Think I'll get it bottled tonight so I can take a couple of bottles away next weekend for some mates to taste.

Can't wait for my 15L pot to arrive to get the next brew on!!
 
Well I checked the FG today as it looked like fermentation had slowed.

Looks like 1010, which given the 1050 starting gravity makes it around 5.3%.

I used US-05, which went off like a rocket.
The sample tasted good - better than other samples I've had at this stage!

Think I'll get it bottled tonight so I can take a couple of bottles away next weekend for some mates to taste.

Can't wait for my 15L pot to arrive to get the next brew on!!

Hopefully it's clearing now? Convert?
 
If it's been fermenting for 2 weeks or more and the OG is 1008, just check again a couple of days later and if still 1008 then you can bottle it. Some people are ending up with a litre or so less than 5 litres, which means the boil is evaporating a lot away. Next time add half a litre to a litre to the sparge stage and hopefully you won't need to add so much water to the FV, if any. Maybe turn the heat down, as ful heat under 5 litres of wort may be more than needed.

The reading is a stable 1.007, it has been in FV 10 days, it smells in my wifes words 'like a pub' so Im pleased with that, Im losing a fair bit each time I do a trial jar to measure though so my 5 ltrs is reducing all the time:cry: I dont return to the FV is this right to do?

now should I bottle and does 30g of sugar sound ok to do a batch prime?

thanks again for your advice:-D
 
The reading is a stable 1.007, it has been in FV 10 days, it smells in my wifes words 'like a pub' so Im pleased with that, Im losing a fair bit each time I do a trial jar to measure though so my 5 ltrs is reducing all the time:cry: I dont return to the FV is this right to do?

now should I bottle and does 30g of sugar sound ok to do a batch prime?

thanks again for your advice:-D

Yes, I would not recommend adding the stuff from the hydrometer jar to the main brew.

Is 30g of sugar OK? Well, maybe a tad less for a beer. Maybe 20g?

Batch priming has never appealed to me as adding a bit of sugar using a funnel, a spoon and a ramekin is by far the least tedious aspect of bottling, for me.

Good on you for doing a proper AG - I will do it one day :whistle:
 
Yes, I would not recommend adding the stuff from the hydrometer jar to the main brew.

Is 30g of sugar OK? Well, maybe a tad less for a beer.

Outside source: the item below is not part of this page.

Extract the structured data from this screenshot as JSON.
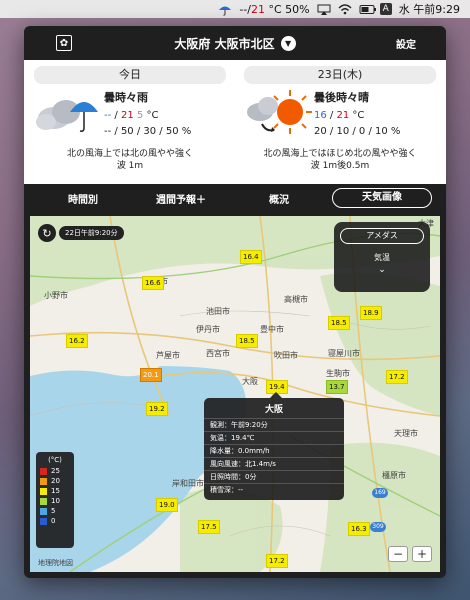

Maybe 20g?

Batch priming has never appealed to me as adding a bit of sugar using a funnel, a spoon and a ramekin is by far the least tedious aspect of bottling, for me.

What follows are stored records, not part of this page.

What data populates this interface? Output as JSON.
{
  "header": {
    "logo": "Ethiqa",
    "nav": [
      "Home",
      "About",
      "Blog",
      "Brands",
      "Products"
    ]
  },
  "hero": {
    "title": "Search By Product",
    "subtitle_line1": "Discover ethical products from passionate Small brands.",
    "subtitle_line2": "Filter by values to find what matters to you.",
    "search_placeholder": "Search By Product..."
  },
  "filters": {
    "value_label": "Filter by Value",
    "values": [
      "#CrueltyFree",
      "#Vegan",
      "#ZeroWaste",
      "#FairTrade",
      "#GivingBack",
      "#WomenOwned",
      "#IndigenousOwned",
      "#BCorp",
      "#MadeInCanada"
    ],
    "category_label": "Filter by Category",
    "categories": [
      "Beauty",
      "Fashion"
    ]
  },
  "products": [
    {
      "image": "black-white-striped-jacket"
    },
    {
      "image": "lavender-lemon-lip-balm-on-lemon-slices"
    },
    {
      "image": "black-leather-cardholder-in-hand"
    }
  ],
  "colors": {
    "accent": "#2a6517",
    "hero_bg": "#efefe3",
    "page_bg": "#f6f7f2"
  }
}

Good on you for doing a proper AG - I will do it one day :whistle:

thanks for the info, would you be able to advise the measurement of water to boil for the sugar for the batch prime?

thanks again
 
thanks for the info, would you be able to advise the measurement of water to boil for the sugar for the batch prime?

thanks again

I would put the sugar in a mug, add boiling water in a small quantity and stir to dissolve, then add. I think it is the practice to rack from the FV (DJ) to a bottling container (in this case another DJ). But if you dont have one, it may not matter much. The brews I have done using actual grain have all cleared very nicely.

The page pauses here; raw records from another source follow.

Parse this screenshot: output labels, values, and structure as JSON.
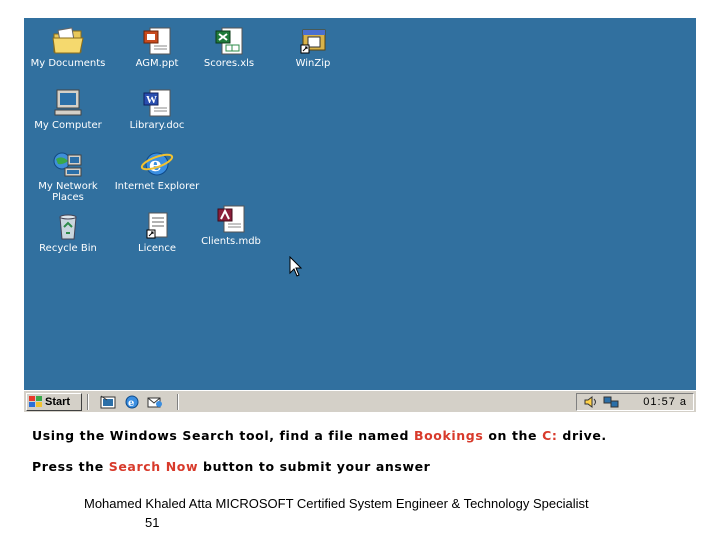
{
  "desktop": {
    "icons": [
      {
        "label": "My Documents",
        "icon": "folder-documents-icon"
      },
      {
        "label": "AGM.ppt",
        "icon": "powerpoint-file-icon"
      },
      {
        "label": "Scores.xls",
        "icon": "excel-file-icon"
      },
      {
        "label": "WinZip",
        "icon": "winzip-shortcut-icon"
      },
      {
        "label": "My Computer",
        "icon": "computer-icon"
      },
      {
        "label": "Library.doc",
        "icon": "word-file-icon"
      },
      {
        "label": "My Network Places",
        "icon": "network-icon"
      },
      {
        "label": "Internet Explorer",
        "icon": "internet-explorer-icon"
      },
      {
        "label": "Recycle Bin",
        "icon": "recycle-bin-icon"
      },
      {
        "label": "Licence",
        "icon": "text-file-shortcut-icon"
      },
      {
        "label": "Clients.mdb",
        "icon": "access-file-icon"
      }
    ],
    "background_color": "#31709f"
  },
  "taskbar": {
    "start_label": "Start",
    "clock": "01:57 a"
  },
  "instructions": {
    "line1_a": "Using the Windows Search tool, find a file named ",
    "line1_file": "Bookings",
    "line1_b": " on the ",
    "line1_drive": "C:",
    "line1_c": " drive.",
    "line2_a": "Press the ",
    "line2_button": "Search Now",
    "line2_b": " button to submit your answer",
    "highlight_color": "#d83a2b"
  },
  "footer": {
    "credit": "Mohamed Khaled Atta MICROSOFT Certified System Engineer & Technology Specialist",
    "page_number": "51"
  }
}
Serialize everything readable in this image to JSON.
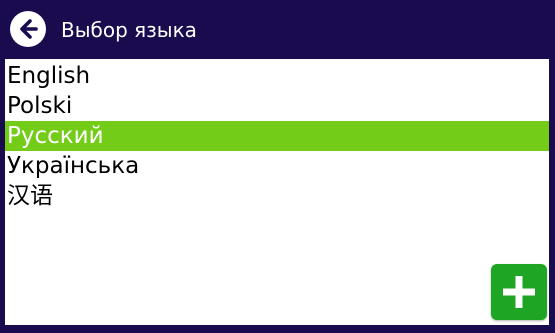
{
  "header": {
    "title": "Выбор языка",
    "back_icon": "arrow-left-circle-icon"
  },
  "languages": {
    "items": [
      {
        "label": "English",
        "selected": false
      },
      {
        "label": "Polski",
        "selected": false
      },
      {
        "label": "Русский",
        "selected": true
      },
      {
        "label": "Українська",
        "selected": false
      },
      {
        "label": "汉语",
        "selected": false
      }
    ]
  },
  "add_button": {
    "icon": "plus-icon"
  },
  "colors": {
    "background": "#1a0a4e",
    "panel": "#ffffff",
    "selection": "#72cc18",
    "add_button": "#1fa524",
    "header_text": "#ffffff"
  }
}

At the risk of sounding pompous, if you are going to bottle this beer, it seems a lot easier to me to put a funnel in each bottle in turn and add half a teaspoon of sugar. But hey-ho - everyone has their way of approaching it, I suppose.
 
Just a very small amount of water is needed to dissolve the sugar..
 
Can a Smash be done with anything?
I have loads of amirillo hops left and would like to make some more brews before it goes off..what other grain could I use? Oh and how long do hops keep.im assuming it's vacuum sealed for a reason.
 
In a smash you can use any hops, any yeast and any base malt. This means pale malts like Maris Otter, Golden Promise, Halcyon, Pearl and Optic, Mild ale malt, Pilsner malt, lager malt, Munich, Vienna.

If you keep hops in the freezer, and as airtight as possible, they will keep for a year or two.